When dealing with limits in calculus, you might encounter something called an "indeterminate form." An indeterminate form arises when you substitute a value into a limit expression, and it results in an ambiguous form like \( \frac{0}{0} \). This doesn't mean the limit doesn't exist; instead, it signals that more work is needed to find the actual limit.
For our specific problem, when substituting \( x = 2 \) into the expression \( \frac{\sqrt{x^{2}+5}-3}{x^{2}-4} \), both the numerator and denominator result in 0. This creates the indeterminate form \( \frac{0}{0} \). This is a classic scenario where using L'Hôpital's Rule is appropriate, as it helps us properly evaluate the limit.

Derivatives are a fundamental concept in calculus, helping us understand the rate of change of functions. They are essential when using L'Hôpital's Rule, which involves taking derivatives to resolve indeterminate forms.
In the given exercise, after identifying the indeterminate form, the next step is to compute the derivatives of both the numerator and the denominator.

• The numerator's derivative: Start with \( \sqrt{x^2+5}-3 \). Here, the chain rule applies, leading to: \( \frac{x}{\sqrt{x^2+5}} \).
• The derivative of \(-3\) is simply 0, since it's a constant.

• The denominator's derivative: Differentiate \( x^2-4 \) to obtain \( 2x \).

Using these derivatives, we reformulate the original limit, enabling us to evaluate it without the indeterminate form issue.

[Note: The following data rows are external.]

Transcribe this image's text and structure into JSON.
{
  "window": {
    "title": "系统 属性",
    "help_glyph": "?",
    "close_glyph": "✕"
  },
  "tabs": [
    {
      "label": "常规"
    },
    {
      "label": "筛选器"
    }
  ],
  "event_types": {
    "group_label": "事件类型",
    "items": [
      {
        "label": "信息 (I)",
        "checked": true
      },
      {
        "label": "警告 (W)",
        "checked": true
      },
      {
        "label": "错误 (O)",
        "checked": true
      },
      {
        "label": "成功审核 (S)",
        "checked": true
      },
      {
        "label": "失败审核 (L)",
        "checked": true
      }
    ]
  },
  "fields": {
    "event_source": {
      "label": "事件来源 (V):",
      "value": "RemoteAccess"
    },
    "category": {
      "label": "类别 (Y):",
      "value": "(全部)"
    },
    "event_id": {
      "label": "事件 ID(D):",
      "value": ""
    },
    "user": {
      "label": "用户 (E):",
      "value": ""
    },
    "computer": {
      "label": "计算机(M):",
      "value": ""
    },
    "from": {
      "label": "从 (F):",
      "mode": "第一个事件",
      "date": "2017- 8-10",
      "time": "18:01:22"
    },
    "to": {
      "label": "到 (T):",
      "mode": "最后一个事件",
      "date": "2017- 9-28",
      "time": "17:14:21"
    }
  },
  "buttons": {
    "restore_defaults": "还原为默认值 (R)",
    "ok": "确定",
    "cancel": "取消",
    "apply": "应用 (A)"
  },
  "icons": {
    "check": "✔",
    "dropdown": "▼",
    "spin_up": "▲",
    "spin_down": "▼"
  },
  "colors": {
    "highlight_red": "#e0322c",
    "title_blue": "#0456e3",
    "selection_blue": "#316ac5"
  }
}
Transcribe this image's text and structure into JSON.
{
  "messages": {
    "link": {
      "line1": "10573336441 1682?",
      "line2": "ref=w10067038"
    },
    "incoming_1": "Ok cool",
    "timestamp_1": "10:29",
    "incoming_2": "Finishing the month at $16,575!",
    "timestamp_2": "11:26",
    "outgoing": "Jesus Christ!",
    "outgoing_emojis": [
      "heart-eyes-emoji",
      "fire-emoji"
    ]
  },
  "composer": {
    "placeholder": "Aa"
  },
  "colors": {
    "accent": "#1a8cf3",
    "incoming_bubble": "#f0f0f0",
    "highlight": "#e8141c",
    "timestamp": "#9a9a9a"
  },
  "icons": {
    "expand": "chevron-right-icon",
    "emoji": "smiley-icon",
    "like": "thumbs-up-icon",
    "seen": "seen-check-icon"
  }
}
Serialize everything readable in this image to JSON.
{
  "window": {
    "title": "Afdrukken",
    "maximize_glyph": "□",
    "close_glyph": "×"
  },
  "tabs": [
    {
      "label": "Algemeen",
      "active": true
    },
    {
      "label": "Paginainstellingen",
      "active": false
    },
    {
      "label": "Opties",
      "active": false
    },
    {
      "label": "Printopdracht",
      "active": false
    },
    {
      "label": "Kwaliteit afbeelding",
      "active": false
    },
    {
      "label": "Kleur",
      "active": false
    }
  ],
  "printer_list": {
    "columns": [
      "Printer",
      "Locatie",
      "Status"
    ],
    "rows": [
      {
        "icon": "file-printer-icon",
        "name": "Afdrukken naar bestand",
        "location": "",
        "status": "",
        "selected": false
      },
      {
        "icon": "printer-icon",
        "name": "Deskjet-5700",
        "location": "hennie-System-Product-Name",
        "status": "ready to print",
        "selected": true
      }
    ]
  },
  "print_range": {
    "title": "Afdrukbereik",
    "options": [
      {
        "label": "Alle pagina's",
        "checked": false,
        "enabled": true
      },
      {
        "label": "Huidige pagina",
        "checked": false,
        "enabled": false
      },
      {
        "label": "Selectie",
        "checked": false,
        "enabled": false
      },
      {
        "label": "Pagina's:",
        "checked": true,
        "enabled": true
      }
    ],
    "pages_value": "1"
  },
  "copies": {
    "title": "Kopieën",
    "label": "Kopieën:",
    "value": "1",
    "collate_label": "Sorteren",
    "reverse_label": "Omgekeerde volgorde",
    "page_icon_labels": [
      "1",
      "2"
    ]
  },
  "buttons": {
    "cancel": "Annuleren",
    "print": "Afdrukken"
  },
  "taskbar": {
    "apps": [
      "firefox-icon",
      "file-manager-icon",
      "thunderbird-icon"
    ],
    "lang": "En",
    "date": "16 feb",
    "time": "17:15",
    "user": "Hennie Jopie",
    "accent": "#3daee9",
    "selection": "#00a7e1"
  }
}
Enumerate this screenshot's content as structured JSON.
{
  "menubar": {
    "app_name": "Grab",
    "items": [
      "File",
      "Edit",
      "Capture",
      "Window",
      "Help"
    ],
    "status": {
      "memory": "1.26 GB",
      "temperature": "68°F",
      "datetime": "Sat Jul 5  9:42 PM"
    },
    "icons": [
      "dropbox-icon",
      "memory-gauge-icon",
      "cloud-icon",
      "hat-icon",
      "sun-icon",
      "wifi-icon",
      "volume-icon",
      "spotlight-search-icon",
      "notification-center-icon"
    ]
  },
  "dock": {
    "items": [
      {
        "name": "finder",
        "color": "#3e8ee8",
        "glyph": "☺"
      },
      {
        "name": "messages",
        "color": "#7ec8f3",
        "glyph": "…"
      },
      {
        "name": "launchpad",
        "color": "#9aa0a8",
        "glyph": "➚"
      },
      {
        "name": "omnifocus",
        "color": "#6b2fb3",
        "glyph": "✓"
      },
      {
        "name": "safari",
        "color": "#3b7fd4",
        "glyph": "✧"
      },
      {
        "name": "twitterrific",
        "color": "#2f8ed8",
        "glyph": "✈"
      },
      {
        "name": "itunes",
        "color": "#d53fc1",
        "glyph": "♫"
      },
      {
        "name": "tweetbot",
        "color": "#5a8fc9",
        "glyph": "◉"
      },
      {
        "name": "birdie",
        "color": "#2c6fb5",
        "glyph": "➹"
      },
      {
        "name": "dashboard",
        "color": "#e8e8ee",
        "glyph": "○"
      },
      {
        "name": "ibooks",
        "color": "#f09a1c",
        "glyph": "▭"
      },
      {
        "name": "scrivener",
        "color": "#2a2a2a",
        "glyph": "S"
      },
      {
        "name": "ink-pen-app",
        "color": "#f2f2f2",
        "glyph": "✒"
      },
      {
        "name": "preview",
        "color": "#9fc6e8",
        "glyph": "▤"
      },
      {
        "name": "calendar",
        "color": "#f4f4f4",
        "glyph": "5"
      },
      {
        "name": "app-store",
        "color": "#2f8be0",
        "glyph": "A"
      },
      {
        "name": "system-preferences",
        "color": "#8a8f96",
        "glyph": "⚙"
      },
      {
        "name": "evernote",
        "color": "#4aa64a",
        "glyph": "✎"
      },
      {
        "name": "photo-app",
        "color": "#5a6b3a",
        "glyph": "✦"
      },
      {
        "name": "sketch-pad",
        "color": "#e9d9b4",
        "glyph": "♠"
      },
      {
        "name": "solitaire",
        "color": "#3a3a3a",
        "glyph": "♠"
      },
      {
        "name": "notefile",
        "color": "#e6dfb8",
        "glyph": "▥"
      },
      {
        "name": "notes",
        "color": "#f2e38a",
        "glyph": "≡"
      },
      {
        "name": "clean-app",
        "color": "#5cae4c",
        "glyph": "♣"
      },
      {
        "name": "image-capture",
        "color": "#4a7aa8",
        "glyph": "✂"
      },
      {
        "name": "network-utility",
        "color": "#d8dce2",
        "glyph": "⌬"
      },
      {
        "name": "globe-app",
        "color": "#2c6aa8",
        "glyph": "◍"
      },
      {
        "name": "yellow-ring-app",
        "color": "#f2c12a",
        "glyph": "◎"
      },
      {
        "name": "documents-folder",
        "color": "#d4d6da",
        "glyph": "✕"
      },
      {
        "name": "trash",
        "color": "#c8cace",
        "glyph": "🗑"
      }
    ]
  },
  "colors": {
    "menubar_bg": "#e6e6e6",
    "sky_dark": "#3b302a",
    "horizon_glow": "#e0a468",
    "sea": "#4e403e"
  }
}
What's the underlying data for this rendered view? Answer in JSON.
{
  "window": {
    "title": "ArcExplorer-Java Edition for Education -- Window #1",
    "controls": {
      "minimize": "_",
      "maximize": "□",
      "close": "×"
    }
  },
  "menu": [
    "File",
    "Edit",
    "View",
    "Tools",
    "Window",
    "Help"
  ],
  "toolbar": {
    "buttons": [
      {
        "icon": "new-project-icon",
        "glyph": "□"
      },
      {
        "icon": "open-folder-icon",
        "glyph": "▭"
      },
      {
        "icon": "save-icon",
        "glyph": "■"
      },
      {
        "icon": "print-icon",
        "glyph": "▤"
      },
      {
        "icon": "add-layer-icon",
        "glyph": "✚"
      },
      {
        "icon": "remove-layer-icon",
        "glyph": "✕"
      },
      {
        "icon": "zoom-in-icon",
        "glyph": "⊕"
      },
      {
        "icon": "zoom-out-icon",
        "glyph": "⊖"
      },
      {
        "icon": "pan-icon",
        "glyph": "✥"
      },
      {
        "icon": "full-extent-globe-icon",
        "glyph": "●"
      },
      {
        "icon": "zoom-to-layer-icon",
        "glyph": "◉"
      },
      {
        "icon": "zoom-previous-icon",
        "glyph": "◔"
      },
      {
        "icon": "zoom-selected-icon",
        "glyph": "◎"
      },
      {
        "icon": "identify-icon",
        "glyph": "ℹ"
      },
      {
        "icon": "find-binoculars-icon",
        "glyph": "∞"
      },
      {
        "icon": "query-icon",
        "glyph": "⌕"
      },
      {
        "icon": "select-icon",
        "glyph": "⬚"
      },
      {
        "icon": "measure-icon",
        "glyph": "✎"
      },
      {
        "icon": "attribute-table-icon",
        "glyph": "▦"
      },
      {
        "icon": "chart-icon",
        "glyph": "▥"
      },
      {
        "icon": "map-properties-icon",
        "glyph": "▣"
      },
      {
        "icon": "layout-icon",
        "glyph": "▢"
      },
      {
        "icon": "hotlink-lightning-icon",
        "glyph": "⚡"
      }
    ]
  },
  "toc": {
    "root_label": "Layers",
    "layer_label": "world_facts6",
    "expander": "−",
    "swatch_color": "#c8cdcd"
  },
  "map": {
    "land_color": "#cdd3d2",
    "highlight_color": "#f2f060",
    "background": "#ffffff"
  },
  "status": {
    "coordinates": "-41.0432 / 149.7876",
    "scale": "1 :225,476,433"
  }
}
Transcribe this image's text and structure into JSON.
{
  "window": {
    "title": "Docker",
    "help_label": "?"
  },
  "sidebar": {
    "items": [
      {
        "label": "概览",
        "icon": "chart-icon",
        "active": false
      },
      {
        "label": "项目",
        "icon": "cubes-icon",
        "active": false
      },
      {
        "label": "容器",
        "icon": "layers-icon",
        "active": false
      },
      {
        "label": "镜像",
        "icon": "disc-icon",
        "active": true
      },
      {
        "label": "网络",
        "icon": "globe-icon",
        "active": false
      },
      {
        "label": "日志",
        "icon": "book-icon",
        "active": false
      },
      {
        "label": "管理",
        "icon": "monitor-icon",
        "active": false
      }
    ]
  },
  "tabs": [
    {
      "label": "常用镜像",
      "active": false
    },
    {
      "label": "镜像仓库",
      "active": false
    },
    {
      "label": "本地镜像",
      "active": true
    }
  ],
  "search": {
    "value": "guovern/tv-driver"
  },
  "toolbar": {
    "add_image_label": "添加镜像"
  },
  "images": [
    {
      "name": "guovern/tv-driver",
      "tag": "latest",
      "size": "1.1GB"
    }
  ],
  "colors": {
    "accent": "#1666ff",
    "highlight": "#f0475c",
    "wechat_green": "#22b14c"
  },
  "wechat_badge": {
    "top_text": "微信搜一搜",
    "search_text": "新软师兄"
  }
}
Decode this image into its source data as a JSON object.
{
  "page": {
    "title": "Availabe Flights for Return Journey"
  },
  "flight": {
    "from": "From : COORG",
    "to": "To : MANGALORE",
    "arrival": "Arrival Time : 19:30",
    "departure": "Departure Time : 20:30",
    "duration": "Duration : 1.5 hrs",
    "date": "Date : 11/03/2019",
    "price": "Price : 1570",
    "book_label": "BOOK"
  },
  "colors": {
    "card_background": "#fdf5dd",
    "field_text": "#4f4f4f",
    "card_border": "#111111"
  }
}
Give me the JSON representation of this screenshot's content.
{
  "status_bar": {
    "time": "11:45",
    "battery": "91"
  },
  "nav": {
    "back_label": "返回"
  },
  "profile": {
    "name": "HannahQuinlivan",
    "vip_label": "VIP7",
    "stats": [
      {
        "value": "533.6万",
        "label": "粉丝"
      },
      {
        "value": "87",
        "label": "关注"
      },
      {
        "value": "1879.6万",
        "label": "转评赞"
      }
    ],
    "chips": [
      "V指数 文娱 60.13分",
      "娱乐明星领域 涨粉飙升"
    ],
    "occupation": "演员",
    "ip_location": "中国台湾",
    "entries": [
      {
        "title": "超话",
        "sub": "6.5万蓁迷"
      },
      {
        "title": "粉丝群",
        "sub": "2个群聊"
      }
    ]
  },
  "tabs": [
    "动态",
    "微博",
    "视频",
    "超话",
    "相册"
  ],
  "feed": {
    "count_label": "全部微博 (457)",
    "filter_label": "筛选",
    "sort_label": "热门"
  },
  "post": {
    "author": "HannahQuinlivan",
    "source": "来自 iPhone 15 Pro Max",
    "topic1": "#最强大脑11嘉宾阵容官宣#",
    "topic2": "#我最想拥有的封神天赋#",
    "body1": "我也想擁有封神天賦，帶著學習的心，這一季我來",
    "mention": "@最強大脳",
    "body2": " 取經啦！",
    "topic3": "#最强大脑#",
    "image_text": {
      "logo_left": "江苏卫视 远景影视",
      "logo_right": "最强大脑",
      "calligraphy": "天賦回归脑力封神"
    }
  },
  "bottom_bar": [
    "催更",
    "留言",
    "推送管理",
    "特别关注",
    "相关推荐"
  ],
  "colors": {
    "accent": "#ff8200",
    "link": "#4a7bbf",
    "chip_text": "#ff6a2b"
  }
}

Limits in calculus describe the behavior of functions as they approach a certain point or infinity. They are crucial for understanding how functions behave at specific values, particularly when direct substitution isn't possible due to undefined forms.
To determine the limit for our problem, we apply L'Hôpital's Rule after computing the derivatives. This transforms the original expression, allowing us to compute:

• \( \lim_{x \rightarrow 2} \frac{\frac{x}{\sqrt{x^2+5}}}{2x} \), which further simplifies to \( \lim_{x \rightarrow 2} \frac{1}{2\sqrt{x^2+5}} \).

After simplifying, we substitute \( x = 2 \) directly into the simplified expression, yielding \( \frac{1}{6} \).
This process highlights how limits, when combined with derivatives through L'Hôpital's Rule, enable us to evaluate expressions that are initially undefined at a specific point.